Potenzial auf Freiflächen und kreiseigenen Trassen

Auf Nachfrage von Andreas Kubesch, warum in dieser Liste die GU Calw-Wimberg fehle, erläuterte für die Verwaltung Volker Renz, Abteilungsleiter Gebäudemanagement und Liegenschaften des Landkreises, dass die Gebäude dort seinerzeit "so schnell gebaut wurden", dass es "statisch keine Reserven" gebe. Im Gegenteil: Würde man dort Solar-Panels installieren, "bricht uns das Gebäude unter der Last zusammen". Allerdings stellte Kollege Tobias Haußmann, Abteilungsleiter Zentrale Steuerung, auch klar, dass die genannten Maßnahmen und Gebäude "nur einen allerersten Schritt" darstellten auf dem Weg, Liegenschaften des Landkreises "unter Solar" zu bringen. Denn – wie bereits im ursprünglichen Antrag der Grünen gefordert – auch auf Freiflächen und kreiseigenen Trassen gebe es noch reichlich weiteres Potenzial, um Photovoltaik-Anlagen zu installieren.
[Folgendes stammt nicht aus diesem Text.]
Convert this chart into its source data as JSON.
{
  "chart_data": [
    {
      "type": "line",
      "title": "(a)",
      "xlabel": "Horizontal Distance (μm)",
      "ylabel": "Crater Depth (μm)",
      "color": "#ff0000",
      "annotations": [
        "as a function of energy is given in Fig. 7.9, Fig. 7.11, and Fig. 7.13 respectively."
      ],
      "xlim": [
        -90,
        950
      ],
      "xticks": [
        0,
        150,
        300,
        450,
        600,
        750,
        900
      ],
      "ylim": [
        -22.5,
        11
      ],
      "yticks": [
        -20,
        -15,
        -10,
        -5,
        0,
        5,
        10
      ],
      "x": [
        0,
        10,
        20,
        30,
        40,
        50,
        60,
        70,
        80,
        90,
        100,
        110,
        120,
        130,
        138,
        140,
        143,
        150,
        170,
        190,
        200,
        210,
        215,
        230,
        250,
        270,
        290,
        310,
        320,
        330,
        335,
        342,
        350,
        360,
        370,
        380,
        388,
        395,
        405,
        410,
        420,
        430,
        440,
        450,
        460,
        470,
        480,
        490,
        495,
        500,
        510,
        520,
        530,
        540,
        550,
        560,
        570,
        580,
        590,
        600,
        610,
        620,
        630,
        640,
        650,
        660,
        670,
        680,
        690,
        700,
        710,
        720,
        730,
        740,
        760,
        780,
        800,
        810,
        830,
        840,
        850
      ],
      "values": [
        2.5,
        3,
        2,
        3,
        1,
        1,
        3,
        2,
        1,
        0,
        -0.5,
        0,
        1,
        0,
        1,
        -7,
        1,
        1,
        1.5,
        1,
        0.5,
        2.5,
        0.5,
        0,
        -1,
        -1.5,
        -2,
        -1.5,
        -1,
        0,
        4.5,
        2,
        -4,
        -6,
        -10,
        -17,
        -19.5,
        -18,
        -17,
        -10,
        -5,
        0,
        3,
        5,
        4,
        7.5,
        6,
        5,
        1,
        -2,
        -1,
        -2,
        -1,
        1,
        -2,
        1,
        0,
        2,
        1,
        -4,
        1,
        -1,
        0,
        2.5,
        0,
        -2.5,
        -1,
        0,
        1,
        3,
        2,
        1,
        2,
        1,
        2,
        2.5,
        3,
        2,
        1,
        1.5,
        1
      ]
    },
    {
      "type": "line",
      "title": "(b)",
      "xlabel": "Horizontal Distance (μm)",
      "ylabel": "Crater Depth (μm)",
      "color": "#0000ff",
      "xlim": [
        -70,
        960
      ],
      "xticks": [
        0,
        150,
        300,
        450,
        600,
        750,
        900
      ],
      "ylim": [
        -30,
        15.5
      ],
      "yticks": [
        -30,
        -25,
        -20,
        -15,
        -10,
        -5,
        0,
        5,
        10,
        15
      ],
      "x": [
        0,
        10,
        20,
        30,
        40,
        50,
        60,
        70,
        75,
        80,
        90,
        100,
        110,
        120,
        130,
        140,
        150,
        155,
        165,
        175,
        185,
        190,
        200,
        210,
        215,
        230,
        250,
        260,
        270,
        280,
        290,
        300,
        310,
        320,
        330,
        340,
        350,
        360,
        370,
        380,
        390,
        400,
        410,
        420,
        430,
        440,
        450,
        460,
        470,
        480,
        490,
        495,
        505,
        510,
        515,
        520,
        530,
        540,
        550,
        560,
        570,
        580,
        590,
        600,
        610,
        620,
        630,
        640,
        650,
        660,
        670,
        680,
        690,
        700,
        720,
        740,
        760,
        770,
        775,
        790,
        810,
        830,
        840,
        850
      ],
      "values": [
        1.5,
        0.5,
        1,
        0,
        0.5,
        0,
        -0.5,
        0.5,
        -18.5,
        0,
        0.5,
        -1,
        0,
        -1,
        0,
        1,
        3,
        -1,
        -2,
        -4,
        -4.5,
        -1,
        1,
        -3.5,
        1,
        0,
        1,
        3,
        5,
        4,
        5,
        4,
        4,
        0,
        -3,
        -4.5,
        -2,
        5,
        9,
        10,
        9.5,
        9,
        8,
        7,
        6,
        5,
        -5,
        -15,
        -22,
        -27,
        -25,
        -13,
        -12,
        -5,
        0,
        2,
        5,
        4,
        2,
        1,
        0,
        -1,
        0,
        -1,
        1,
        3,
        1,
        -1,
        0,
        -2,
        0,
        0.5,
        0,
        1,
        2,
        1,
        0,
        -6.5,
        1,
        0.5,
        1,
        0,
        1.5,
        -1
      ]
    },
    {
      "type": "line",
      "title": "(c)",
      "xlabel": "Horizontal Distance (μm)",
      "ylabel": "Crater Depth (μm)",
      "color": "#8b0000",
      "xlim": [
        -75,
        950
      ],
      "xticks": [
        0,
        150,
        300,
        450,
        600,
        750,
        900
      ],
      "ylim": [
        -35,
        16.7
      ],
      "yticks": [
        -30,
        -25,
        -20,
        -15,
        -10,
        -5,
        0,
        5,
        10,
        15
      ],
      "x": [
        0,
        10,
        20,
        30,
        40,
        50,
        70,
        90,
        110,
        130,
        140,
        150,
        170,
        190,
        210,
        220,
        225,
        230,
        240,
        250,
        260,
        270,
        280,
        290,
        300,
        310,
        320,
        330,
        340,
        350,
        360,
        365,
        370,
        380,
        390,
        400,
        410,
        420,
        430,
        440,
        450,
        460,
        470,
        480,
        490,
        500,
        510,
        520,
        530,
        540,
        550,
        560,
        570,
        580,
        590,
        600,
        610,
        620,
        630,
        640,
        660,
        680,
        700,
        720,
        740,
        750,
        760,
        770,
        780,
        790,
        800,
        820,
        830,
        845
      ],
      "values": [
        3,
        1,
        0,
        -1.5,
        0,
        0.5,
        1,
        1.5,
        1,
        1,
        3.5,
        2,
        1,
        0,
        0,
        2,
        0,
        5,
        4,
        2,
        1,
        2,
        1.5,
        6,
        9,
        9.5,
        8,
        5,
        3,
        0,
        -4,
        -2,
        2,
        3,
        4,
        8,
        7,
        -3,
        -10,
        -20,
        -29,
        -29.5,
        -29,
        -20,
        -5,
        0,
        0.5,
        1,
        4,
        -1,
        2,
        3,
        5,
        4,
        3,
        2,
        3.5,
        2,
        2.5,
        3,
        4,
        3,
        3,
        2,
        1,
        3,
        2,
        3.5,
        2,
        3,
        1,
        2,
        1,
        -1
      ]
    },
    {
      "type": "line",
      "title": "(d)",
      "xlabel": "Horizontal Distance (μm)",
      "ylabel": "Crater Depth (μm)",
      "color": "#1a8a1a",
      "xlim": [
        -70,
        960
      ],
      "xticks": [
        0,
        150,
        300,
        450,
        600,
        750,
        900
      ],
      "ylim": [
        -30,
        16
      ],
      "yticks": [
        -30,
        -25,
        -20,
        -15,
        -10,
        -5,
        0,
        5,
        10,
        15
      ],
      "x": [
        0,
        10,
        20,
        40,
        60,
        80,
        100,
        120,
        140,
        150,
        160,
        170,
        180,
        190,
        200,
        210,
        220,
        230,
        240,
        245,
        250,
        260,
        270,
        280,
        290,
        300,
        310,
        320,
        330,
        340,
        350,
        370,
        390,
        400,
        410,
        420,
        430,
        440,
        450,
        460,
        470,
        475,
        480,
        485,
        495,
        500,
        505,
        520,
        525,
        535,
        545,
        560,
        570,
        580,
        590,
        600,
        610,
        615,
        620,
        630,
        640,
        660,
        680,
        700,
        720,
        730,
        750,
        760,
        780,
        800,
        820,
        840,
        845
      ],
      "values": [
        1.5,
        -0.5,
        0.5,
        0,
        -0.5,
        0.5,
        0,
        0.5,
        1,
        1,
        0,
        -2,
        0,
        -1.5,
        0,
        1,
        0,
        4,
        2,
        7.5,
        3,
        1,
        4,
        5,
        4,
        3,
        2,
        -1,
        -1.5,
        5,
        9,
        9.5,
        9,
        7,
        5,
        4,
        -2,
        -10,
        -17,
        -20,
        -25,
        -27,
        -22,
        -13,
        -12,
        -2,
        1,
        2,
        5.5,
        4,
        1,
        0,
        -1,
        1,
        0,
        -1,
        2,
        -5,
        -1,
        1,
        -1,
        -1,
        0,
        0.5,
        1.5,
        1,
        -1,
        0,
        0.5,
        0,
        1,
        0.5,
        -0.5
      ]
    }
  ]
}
Was Kreisrat Volker Schuler (FWV-Fraktionssprecher) wohl zu dem Hinweis animierte, dass nach den geänderten Vorgaben zum Ausbau von regenerativen Energiequellen im Land die Kapazitäten im Kreis gegenüber dem aktuellem Status-quo "mindestens vervierfacht" werden müssten, sowohl bei Solaranlagen, als auch bei der Windkraft. "Wir müssen da massiv in die Vollen gehen", mahnte Schuler zur Eile, wobei der Landkreis als Vorbild vorangehen" solle. "Das ist mit ein bisschen Pillepalle nicht getan!" Wobei Schuler auch anregte, bei den avisierten Amortisationen solcher Solaranlagen nicht – wie in der Sitzungsvorlage der Verwaltung vorgeschlagen – nur Zeiträume von zehn bis 15 Jahren anzustreben, sondern von bis zu 20 Jahren. Weil es dann "nicht mehr viele Standorte" geben würde, auf denen sich Photovoltaik nicht rechnen würde.

Auf Dauer den Haushalt entlasten

Dem stimmte Andreas Kubesch ausdrücklich zu, der von eigenen Solaranlagen berichtete, die bereits über 20 Jahre alt seien und noch lange nicht das Ende ihrer Lebensdauer erreicht hätten. Auch Kubesch warb dafür: "Schluss mit Pillepalle!", wobei er ausdrücklich Rats-Kollege Schuler für dieses "auf den Punkt bringen" der gebotenen Dringlichkeit dankte. "Es kommt jetzt wirklich darauf an, dass wir ’Strecke’ machen." Wobei Kubesch auch dafür warb, in Planung und Umsetzung neuer Solaranlagen nicht so sehr darauf zu schauen, ob – aus wirtschaftlichen Erwägungen, wie sie auch die Sitzungsvorlage dazu diskutiert – der gewonnene Solarstrom künftig selbst (vom Landkreis) verbraucht wird oder durch Einspeisung ins allgemeine Netz verkauft werde. Wichtig sei, dass überhaupt mehr Solar-Anlagen gebaut würden.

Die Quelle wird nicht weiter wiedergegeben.